Serge Ibaka, who was acquired by the Raptors in a deal with Orlando at February's trade deadline, has seen the tendency for slow starts in the two months he's been in Toronto. He also has no answer. 

"Honestly, I don't know why because what I saw from guys, every time before the game, everybody is ready, everybody is motivated," said Ibaka. "Like even today, people are here earlier, working hard to get ready for tomorrow and then when it comes to the game, those kind of things happen.

"Even for myself, sometimes I ask myself why."

Ibaka, who had 19 points and 11 rebounds in Game 1, sat out Monday's practice with a sprained ankle suffered Saturday night. But he said he should be good to go Tuesday.

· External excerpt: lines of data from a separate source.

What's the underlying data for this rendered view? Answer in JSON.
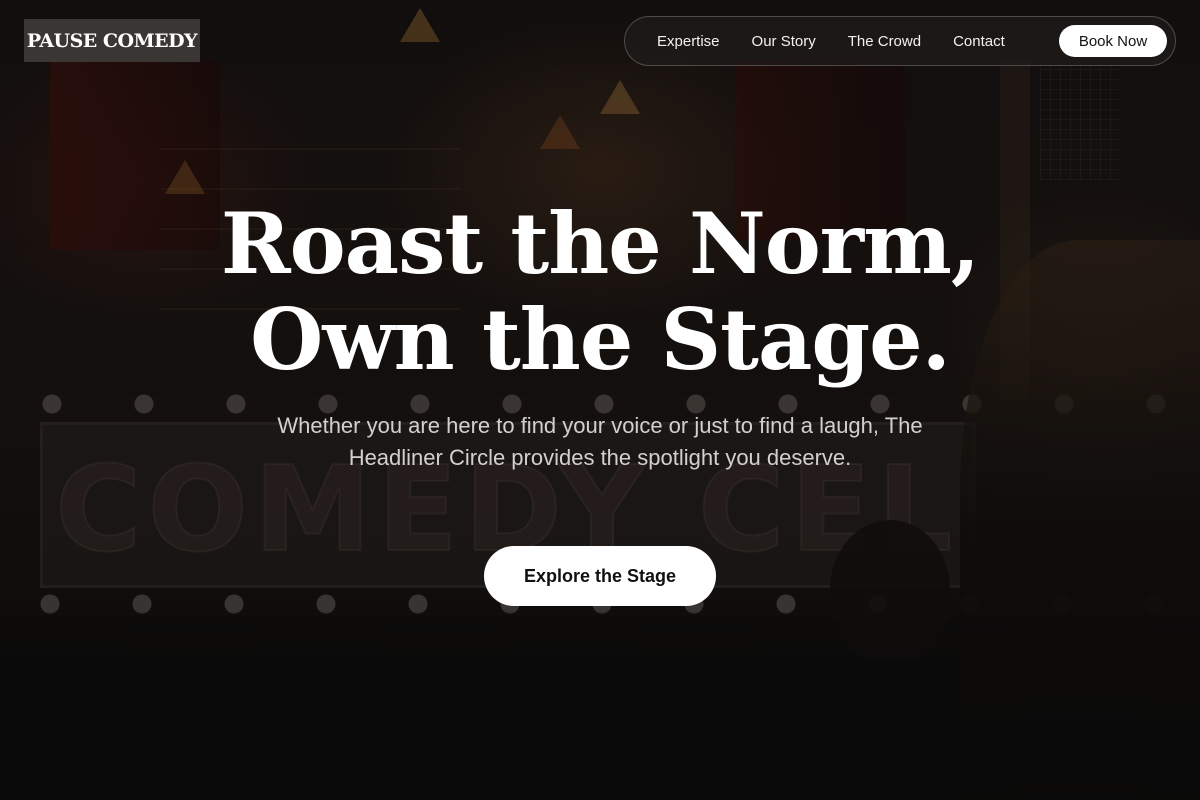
{
  "header": {
    "logo_text": "PAUSE COMEDY",
    "nav": [
      {
        "label": "Expertise"
      },
      {
        "label": "Our Story"
      },
      {
        "label": "The Crowd"
      },
      {
        "label": "Contact"
      }
    ],
    "book_label": "Book Now"
  },
  "hero": {
    "title_line1": "Roast the Norm,",
    "title_line2": "Own the Stage.",
    "subtitle": "Whether you are here to find your voice or just to find a laugh, The Headliner Circle provides the spotlight you deserve.",
    "cta_label": "Explore the Stage"
  },
  "background": {
    "sign_text": "COMEDY CELLAR",
    "description_colors": {
      "overlay": "#000000",
      "button_bg": "#ffffff",
      "logo_bg": "#3a3634"
    }
  }
}
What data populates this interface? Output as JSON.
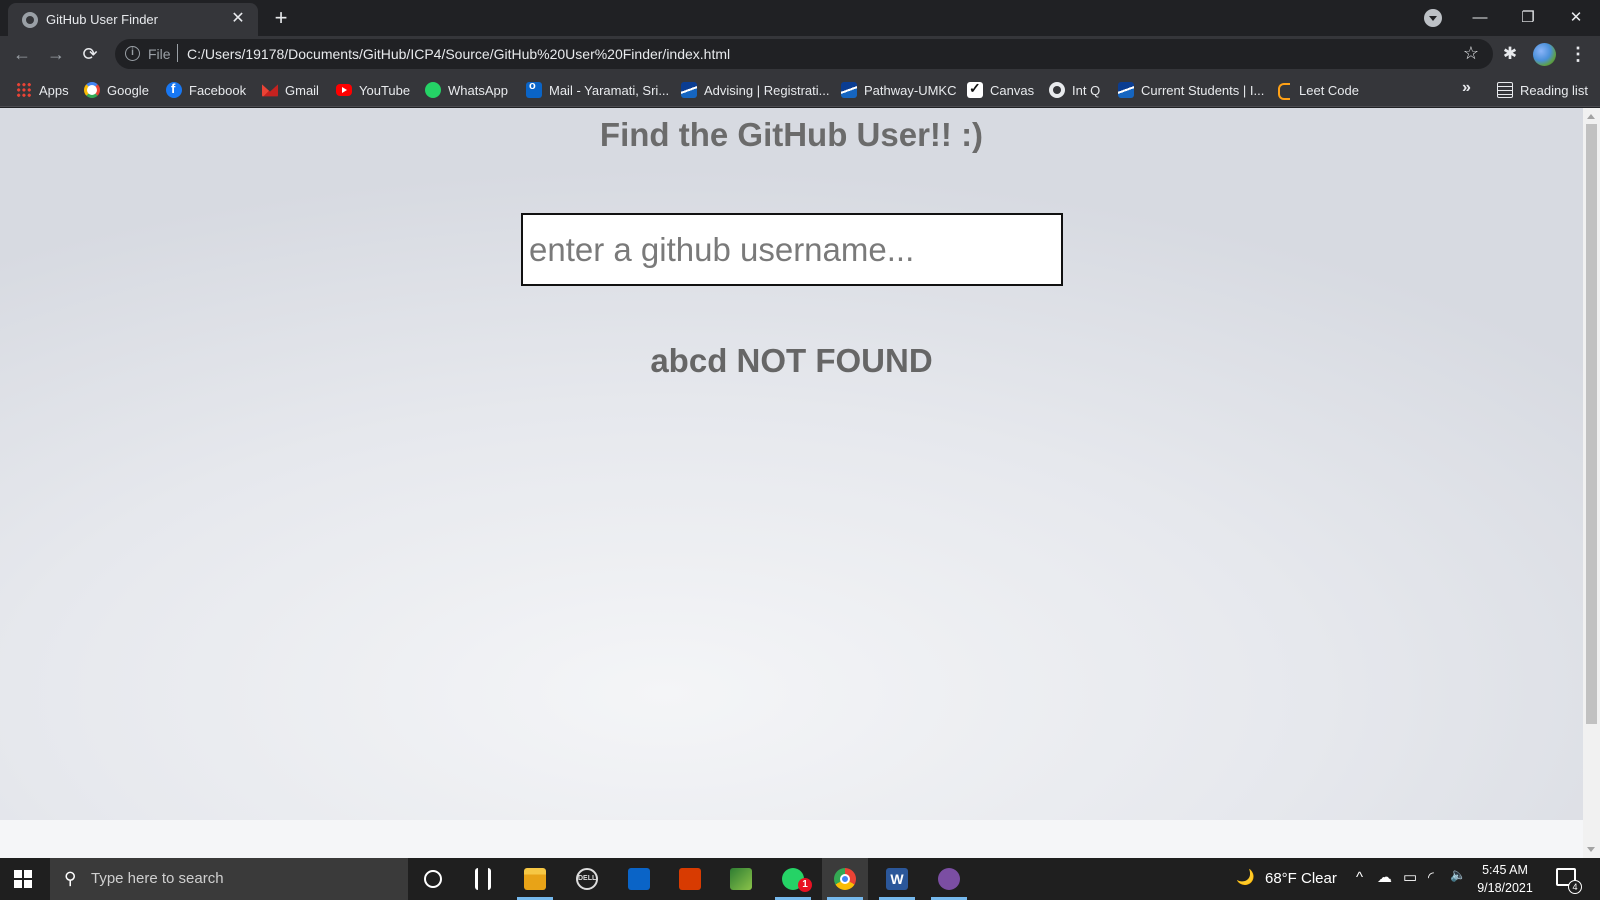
{
  "browser": {
    "tab": {
      "title": "GitHub User Finder",
      "close_glyph": "✕"
    },
    "new_tab_glyph": "+",
    "window_controls": {
      "minimize": "—",
      "restore": "❐",
      "close": "✕"
    },
    "toolbar": {
      "back_glyph": "←",
      "forward_glyph": "→",
      "reload_glyph": "⟳",
      "scheme_label": "File",
      "url": "C:/Users/19178/Documents/GitHub/ICP4/Source/GitHub%20User%20Finder/index.html",
      "star_glyph": "☆",
      "extensions_glyph": "✱",
      "menu_glyph": "⋮"
    },
    "bookmarks": [
      {
        "label": "Apps",
        "icon": "apps-grid-icon"
      },
      {
        "label": "Google",
        "icon": "google-icon"
      },
      {
        "label": "Facebook",
        "icon": "facebook-icon"
      },
      {
        "label": "Gmail",
        "icon": "gmail-icon"
      },
      {
        "label": "YouTube",
        "icon": "youtube-icon"
      },
      {
        "label": "WhatsApp",
        "icon": "whatsapp-icon"
      },
      {
        "label": "Mail - Yaramati, Sri...",
        "icon": "outlook-icon"
      },
      {
        "label": "Advising | Registrati...",
        "icon": "umkc-icon"
      },
      {
        "label": "Pathway-UMKC",
        "icon": "umkc-icon"
      },
      {
        "label": "Canvas",
        "icon": "canvas-icon"
      },
      {
        "label": "Int Q",
        "icon": "github-icon"
      },
      {
        "label": "Current Students | I...",
        "icon": "umkc-icon"
      },
      {
        "label": "Leet Code",
        "icon": "leetcode-icon"
      }
    ],
    "bookmarks_overflow_glyph": "»",
    "reading_list_label": "Reading list"
  },
  "page": {
    "heading": "Find the GitHub User!! :)",
    "search": {
      "placeholder": "enter a github username...",
      "value": ""
    },
    "result_message": "abcd NOT FOUND"
  },
  "taskbar": {
    "search_placeholder": "Type here to search",
    "search_glyph": "⚲",
    "apps": [
      {
        "name": "cortana",
        "running": false
      },
      {
        "name": "task-view",
        "running": false
      },
      {
        "name": "file-explorer",
        "running": true
      },
      {
        "name": "dell",
        "running": false
      },
      {
        "name": "outlook",
        "running": false
      },
      {
        "name": "office",
        "running": false
      },
      {
        "name": "green-app",
        "running": false
      },
      {
        "name": "whatsapp",
        "running": true,
        "badge": "1"
      },
      {
        "name": "chrome",
        "running": true,
        "focused": true
      },
      {
        "name": "word",
        "running": true,
        "label": "W"
      },
      {
        "name": "github-desktop",
        "running": true
      }
    ],
    "weather": {
      "icon": "moon-icon",
      "glyph": "🌙",
      "text": "68°F  Clear"
    },
    "tray_glyphs": {
      "chevron": "^",
      "cloud": "☁",
      "battery": "▭",
      "wifi": "◜",
      "volume": "🔈"
    },
    "clock": {
      "time": "5:45 AM",
      "date": "9/18/2021"
    },
    "notifications_count": "4"
  }
}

DeRozan was also asked about his back-court mate Kyle Lowry, who had just four points on Saturday. Lowry responded the next morning by saying he'll have to be more aggressive and "force more shots" come Game 2.

"It's just him figuring it out," DeRozan said. "One thing, Kyle's mind works at 1,000 miles per hour.

"Once he settles down, he's going to figure it out. . . when to make the right pass, when to take the shot, when to be aggressive. Whether it's in spurts, being aggressive scoring, or whether it's in spurts getting everybody involved, he going to mellow down, calm down, and get that part of it together."

The series shifts to Milwaukee for Game 3 on Thursday and Game 4 on Saturday.